Begitulah efek mager. Tertunda keinginan hati. Menjelang waktu berbuka, saya menyiapkan makanan yang ada. Tiba-tiba terdengar pintu diketuk.
"Ya, sebentar."
Saya bergegas membuka pintu. Di sana berdiri pak tuo penghuni rumah depan dengan sebuah mangkuk di tangan.
"Ini untuk buka puasa. Saya sendiri yang membuatnya."
"Ya, ampun bapak. Terima kasih banyak ya?" sahut saya.
"Mangkuknya besok-besok saja," ujar pak tuo. Kemudian ia pun pamit.
Saya melongo memandangi isi mangkuk tersebut. Gulai nangka yang sedang saya inginkan.
"Siapa Mba tadi itu?" tanya adik saya.
"Itu, bapak depan rumah. Ngasih gulai nangka. Pas banget ya."
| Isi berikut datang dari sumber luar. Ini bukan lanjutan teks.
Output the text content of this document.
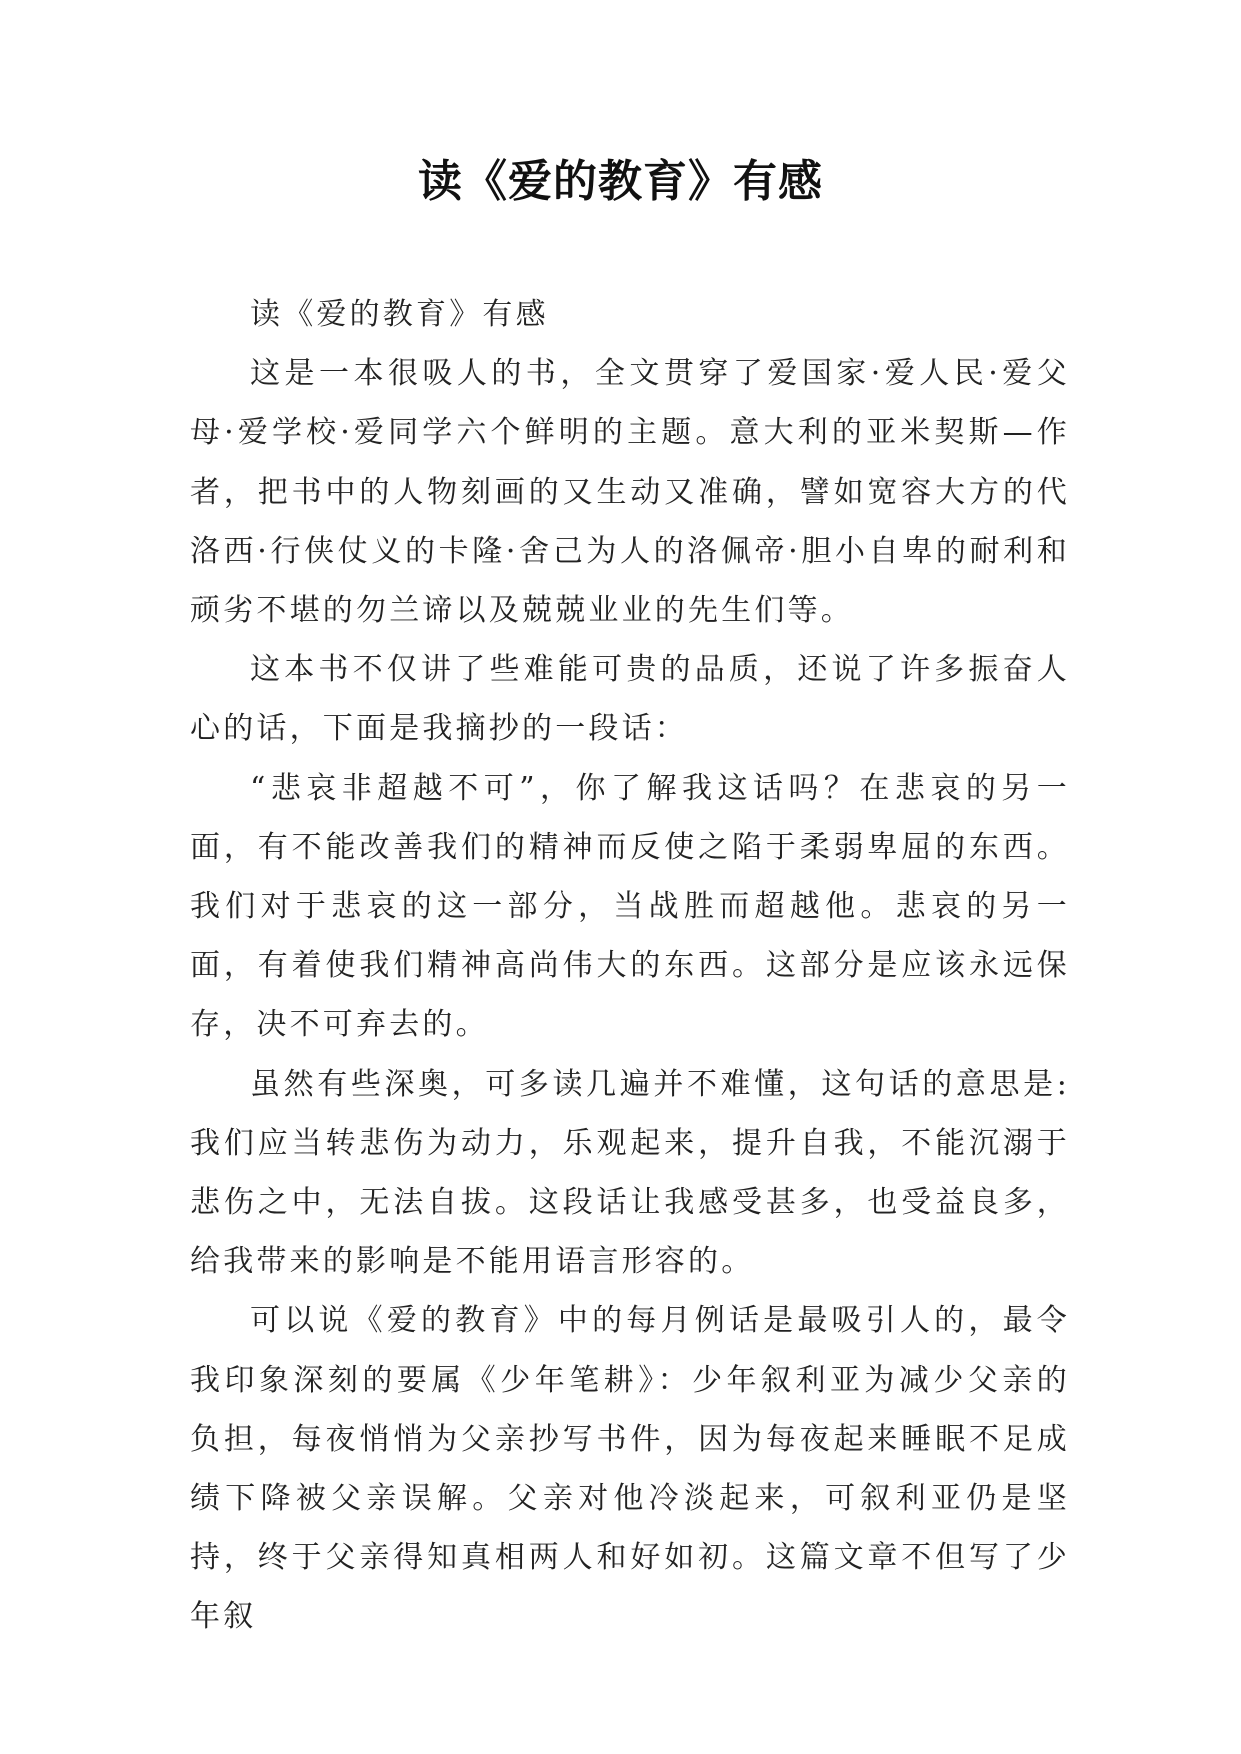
读《爱的教育》有感

读《爱的教育》有感

这是一本很吸人的书，全文贯穿了爱国家·爱人民·爱父母·爱学校·爱同学六个鲜明的主题。意大利的亚米契斯—作者，把书中的人物刻画的又生动又准确，譬如宽容大方的代洛西·行侠仗义的卡隆·舍己为人的洛佩帝·胆小自卑的耐利和顽劣不堪的勿兰谛以及兢兢业业的先生们等。

这本书不仅讲了些难能可贵的品质，还说了许多振奋人心的话，下面是我摘抄的一段话：

“悲哀非超越不可”，你了解我这话吗？在悲哀的另一面，有不能改善我们的精神而反使之陷于柔弱卑屈的东西。我们对于悲哀的这一部分，当战胜而超越他。悲哀的另一面，有着使我们精神高尚伟大的东西。这部分是应该永远保存，决不可弃去的。

虽然有些深奥，可多读几遍并不难懂，这句话的意思是:我们应当转悲伤为动力，乐观起来，提升自我，不能沉溺于悲伤之中，无法自拔。这段话让我感受甚多，也受益良多，给我带来的影响是不能用语言形容的。

可以说《爱的教育》中的每月例话是最吸引人的，最令我印象深刻的要属《少年笔耕》：少年叙利亚为减少父亲的负担，每夜悄悄为父亲抄写书件，因为每夜起来睡眠不足成绩下降被父亲误解。父亲对他冷淡起来，可叙利亚仍是坚持，终于父亲得知真相两人和好如初。这篇文章不但写了少年叙
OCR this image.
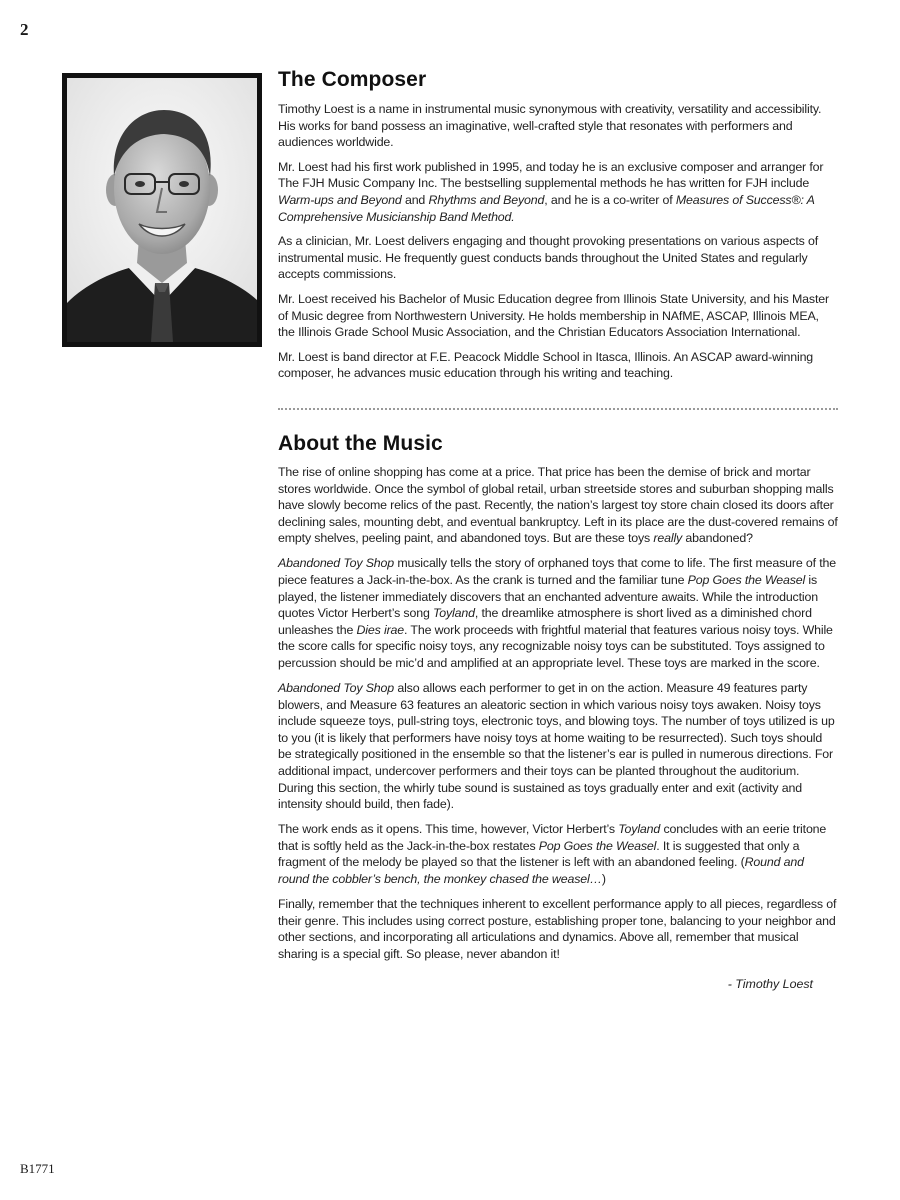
2
The Composer

Timothy Loest is a name in instrumental music synonymous with creativity, versatility and accessibility. His works for band possess an imaginative, well-crafted style that resonates with performers and audiences worldwide.

Mr. Loest had his first work published in 1995, and today he is an exclusive composer and arranger for The FJH Music Company Inc. The bestselling supplemental methods he has written for FJH include Warm-ups and Beyond and Rhythms and Beyond, and he is a co-writer of Measures of Success®: A Comprehensive Musicianship Band Method.

As a clinician, Mr. Loest delivers engaging and thought provoking presentations on various aspects of instrumental music. He frequently guest conducts bands throughout the United States and regularly accepts commissions.

Mr. Loest received his Bachelor of Music Education degree from Illinois State University, and his Master of Music degree from Northwestern University. He holds membership in NAfME, ASCAP, Illinois MEA, the Illinois Grade School Music Association, and the Christian Educators Association International.

Mr. Loest is band director at F.E. Peacock Middle School in Itasca, Illinois. An ASCAP award-winning composer, he advances music education through his writing and teaching.

About the Music

The rise of online shopping has come at a price. That price has been the demise of brick and mortar stores worldwide. Once the symbol of global retail, urban streetside stores and suburban shopping malls have slowly become relics of the past. Recently, the nation’s largest toy store chain closed its doors after declining sales, mounting debt, and eventual bankruptcy. Left in its place are the dust-covered remains of empty shelves, peeling paint, and abandoned toys. But are these toys really abandoned?

Abandoned Toy Shop musically tells the story of orphaned toys that come to life. The first measure of the piece features a Jack-in-the-box. As the crank is turned and the familiar tune Pop Goes the Weasel is played, the listener immediately discovers that an enchanted adventure awaits. While the introduction quotes Victor Herbert’s song Toyland, the dreamlike atmosphere is short lived as a diminished chord unleashes the Dies irae. The work proceeds with frightful material that features various noisy toys. While the score calls for specific noisy toys, any recognizable noisy toys can be substituted. Toys assigned to percussion should be mic’d and amplified at an appropriate level. These toys are marked in the score.

Abandoned Toy Shop also allows each performer to get in on the action. Measure 49 features party blowers, and Measure 63 features an aleatoric section in which various noisy toys awaken. Noisy toys include squeeze toys, pull-string toys, electronic toys, and blowing toys. The number of toys utilized is up to you (it is likely that performers have noisy toys at home waiting to be resurrected). Such toys should be strategically positioned in the ensemble so that the listener’s ear is pulled in numerous directions. For additional impact, undercover performers and their toys can be planted throughout the auditorium. During this section, the whirly tube sound is sustained as toys gradually enter and exit (activity and intensity should build, then fade).

The work ends as it opens. This time, however, Victor Herbert’s Toyland concludes with an eerie tritone that is softly held as the Jack-in-the-box restates Pop Goes the Weasel. It is suggested that only a fragment of the melody be played so that the listener is left with an abandoned feeling. (Round and round the cobbler’s bench, the monkey chased the weasel…)

Finally, remember that the techniques inherent to excellent performance apply to all pieces, regardless of their genre. This includes using correct posture, establishing proper tone, balancing to your neighbor and other sections, and incorporating all articulations and dynamics. Above all, remember that musical sharing is a special gift. So please, never abandon it!

- Timothy Loest
B1771
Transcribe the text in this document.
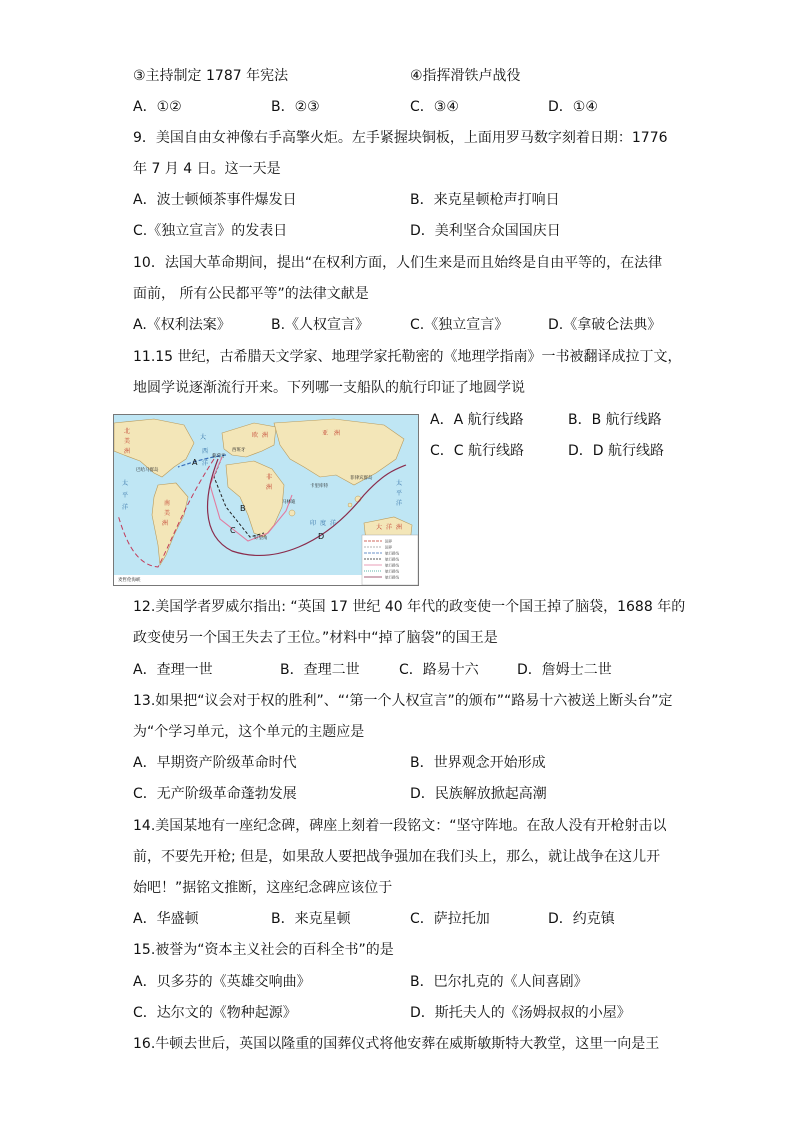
③主持制定 1787 年宪法	④指挥滑铁卢战役
A．①②	B．②③	C．③④	D．①④
9．美国自由女神像右手高擎火炬。左手紧握块铜板，上面用罗马数字刻着日期：1776
年 7 月 4 日。这一天是
A．波士顿倾茶事件爆发日	B．来克星顿枪声打响日
C.《独立宣言》的发表日	D．美利坚合众国国庆日
10．法国大革命期间，提出“在权利方面，人们生来是而且始终是自由平等的，在法律
面前， 所有公民都平等”的法律文献是
A.《权利法案》	B.《人权宣言》	C.《独立宣言》	D.《拿破仑法典》
11.15 世纪，古希腊天文学家、地理学家托勒密的《地理学指南》一书被翻译成拉丁文，
地圆学说逐渐流行开来。下列哪一支船队的航行印证了地圆学说
北
美
洲
南
美
洲
欧 洲
非
洲
亚 洲
大 洋 洲
大
西
洋
太
平
洋
印 度 洋
太
平
洋
巴哈马群岛
西班牙
葡萄牙
马林迪
好望角
卡里库特
菲律宾群岛
麦哲伦海峡
A
B
C
D
国界
国界
航行路线
航行路线
航行路线
航行路线
航行路线
A．A 航行线路	B．B 航行线路
C．C 航行线路	D．D 航行线路
12.美国学者罗威尔指出: “英国 17 世纪 40 年代的政变使一个国王掉了脑袋，1688 年的
政变使另一个国王失去了王位。”材料中“掉了脑袋”的国王是
A．查理一世	B．查理二世	C．路易十六	D．詹姆士二世
13.如果把“议会对于权的胜利”、“‘第一个人权宣言”的颁布”“路易十六被送上断头台”定
为“个学习单元，这个单元的主题应是
A．早期资产阶级革命时代	B．世界观念开始形成
C．无产阶级革命蓬勃发展	D．民族解放掀起高潮
14.美国某地有一座纪念碑，碑座上刻着一段铭文：“坚守阵地。在敌人没有开枪射击以
前，不要先开枪; 但是，如果敌人要把战争强加在我们头上，那么，就让战争在这儿开
始吧！”据铭文推断，这座纪念碑应该位于
A．华盛顿	B．来克星顿	C．萨拉托加	D．约克镇
15.被誉为“资本主义社会的百科全书”的是
A．贝多芬的《英雄交响曲》	B．巴尔扎克的《人间喜剧》
C．达尔文的《物种起源》	D．斯托夫人的《汤姆叔叔的小屋》
16.牛顿去世后，英国以隆重的国葬仪式将他安葬在威斯敏斯特大教堂，这里一向是王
"Elo sih tadi kencang-kencang ngomongin gulai nangka. Denger kali si bapak. Terus bikin buat Elo."
"Ah, masa iya begitu?"
"Bisa aja," sahut adik saya sambil ngeloyor ke dalam.
Saya memandangi mangkuk di tangan masih dengan tatapan tak percaya. Kebetulan banget. Rezeki bulan Ramadan.
Pak Tuo adalah panggilan si bapak tua yang tinggalnya persis di depan rumah saya. Hanya dibatasi kebun kecil tempat si pak tuo beraktivitas.
Saya tidak tahu kenapa orang-orang tidak terlalu menyukainya. Saya baru beberapa bulan menempati rumah yang sekarang. Jadi belum paham karakter tetangga sekeliling.Â
Apa mungkin karena pak tuk ceriwis ya? Sebab ia memang akan bercerita tentang segala hal jika didekati.
Saya merasakan hal tersebut ketika usai berolahraga pagi dan melihat pak tuo sedang memetik buah rasbery. Sebagai tetangga tentu saya menyapanya. Maka begitulah. Pak tuo bercerita segala macam terutama tentang tanaman.
Kebetulan saya juga senang tanaman. Jadi nyambunglah. Ujungnya saya diberi satu tanaman dan buah rasbery yang baru dipetiknya. Sebagai gantinya saya memberi pak tuo kopi. Kebetulan saya kurang suka kopi. Jadi oleh-oleh kopi asli dari berbagai daerah saya berikan pada pak tuo. Karena ia penggemar kopi.
Selama bulan Ramadan saya tetap memberinya kopi. Hanya saja waktunya ketika sahur menjelang imsak. Biasanya pak tuo duduk di teras atau di saung kecil yang ia buat di kebun.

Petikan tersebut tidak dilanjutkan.